BERLIN — One of Daniel Barenboim’s visions for classical music, Berlin and the Middle East was achieved Thursday night when the Barenboim-Said Academy, named for the maestro and the Palestinian-American intellectual Edward Said, opened in the historic heart of the German capital.
Mr. Barenboim and Mr. Said, who taught for many years at Columbia University, founded the West-Eastern Divan Orchestra, a project uniting Israeli and Arab musicians, in Weimar in 1999.
They then set about raising funds for an academy that would offer music students from all over the Middle East training in classical music and philosophy, and other instruction in the arts.
Mr. Barenboim, 74, who spearheaded the effort after Mr.
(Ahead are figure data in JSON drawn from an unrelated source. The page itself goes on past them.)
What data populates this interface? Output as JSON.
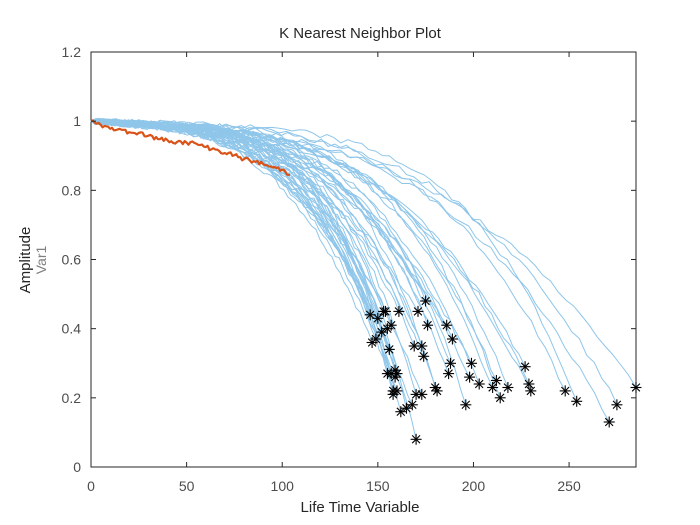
{
  "chart_data": {
    "type": "line",
    "title": "K Nearest Neighbor Plot",
    "xlabel": "Life Time Variable",
    "ylabel": "Amplitude",
    "ylabel_secondary": "Var1",
    "xlim": [
      0,
      285
    ],
    "ylim": [
      0,
      1.2
    ],
    "xticks": [
      0,
      50,
      100,
      150,
      200,
      250
    ],
    "yticks": [
      0,
      0.2,
      0.4,
      0.6,
      0.8,
      1,
      1.2
    ],
    "grid": false,
    "colors": {
      "neighbors": "#8fc6ea",
      "highlight": "#d95319",
      "endpoint": "#000000",
      "axis": "#262626"
    },
    "highlight_series": {
      "x": [
        0,
        5,
        10,
        15,
        20,
        25,
        30,
        35,
        40,
        45,
        50,
        55,
        60,
        65,
        70,
        75,
        80,
        85,
        90,
        95,
        100,
        104
      ],
      "values": [
        1.0,
        0.99,
        0.978,
        0.978,
        0.968,
        0.966,
        0.958,
        0.948,
        0.945,
        0.94,
        0.938,
        0.935,
        0.925,
        0.918,
        0.908,
        0.902,
        0.89,
        0.884,
        0.876,
        0.866,
        0.86,
        0.845
      ]
    },
    "neighbor_endpoints": [
      [
        146,
        0.44
      ],
      [
        147,
        0.36
      ],
      [
        149,
        0.37
      ],
      [
        150,
        0.43
      ],
      [
        152,
        0.39
      ],
      [
        153,
        0.45
      ],
      [
        154,
        0.45
      ],
      [
        155,
        0.4
      ],
      [
        155,
        0.27
      ],
      [
        156,
        0.34
      ],
      [
        157,
        0.41
      ],
      [
        157,
        0.27
      ],
      [
        158,
        0.21
      ],
      [
        158,
        0.22
      ],
      [
        159,
        0.28
      ],
      [
        159,
        0.26
      ],
      [
        160,
        0.27
      ],
      [
        160,
        0.22
      ],
      [
        161,
        0.45
      ],
      [
        162,
        0.16
      ],
      [
        165,
        0.17
      ],
      [
        168,
        0.18
      ],
      [
        169,
        0.35
      ],
      [
        170,
        0.08
      ],
      [
        170,
        0.21
      ],
      [
        171,
        0.45
      ],
      [
        173,
        0.35
      ],
      [
        173,
        0.21
      ],
      [
        174,
        0.32
      ],
      [
        175,
        0.48
      ],
      [
        176,
        0.41
      ],
      [
        180,
        0.23
      ],
      [
        181,
        0.22
      ],
      [
        186,
        0.41
      ],
      [
        187,
        0.27
      ],
      [
        188,
        0.3
      ],
      [
        189,
        0.37
      ],
      [
        196,
        0.18
      ],
      [
        198,
        0.26
      ],
      [
        199,
        0.3
      ],
      [
        203,
        0.24
      ],
      [
        210,
        0.23
      ],
      [
        212,
        0.25
      ],
      [
        214,
        0.2
      ],
      [
        218,
        0.23
      ],
      [
        227,
        0.29
      ],
      [
        229,
        0.24
      ],
      [
        230,
        0.22
      ],
      [
        248,
        0.22
      ],
      [
        254,
        0.19
      ],
      [
        271,
        0.13
      ],
      [
        275,
        0.18
      ],
      [
        285,
        0.23
      ]
    ]
  }
}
Said died in 2003 and is also the musical director of Berlin’s State Opera, himself seemed a little stunned by Thursday’s opening.
“I’m sure you will believe me if I tell you that I once felt this day would never happen,” he said. The academy currently has just under 40 students, a total that is set to rise to 90 by the academic year 2018-19.
The German culture ministry provided two-thirds of the 35-million euro construction costs (about $37 million) for the academy — with the remainder coming from private sponsors. The building contains a brand new concert hall, designed pro bono by Frank Gehry and named after Pierre Boulez, an avid supporter of the idea and a good friend of Mr. Barenboim.
Mr. Barenboim surprised the invited audience of some 400 by effectively inaugurating the hall, conducting a brief, unannounced concert by West-Eastern Divan Orchestra musicians, who played Haydn and Mozart.
Now for his next big goal: to conduct the first opera in the State Opera building that is just a few hundred yards from the new academy. In a city notorious for delays on its major construction projects, extensive renovations started in 2010. The reopening is now scheduled for Oct. 3.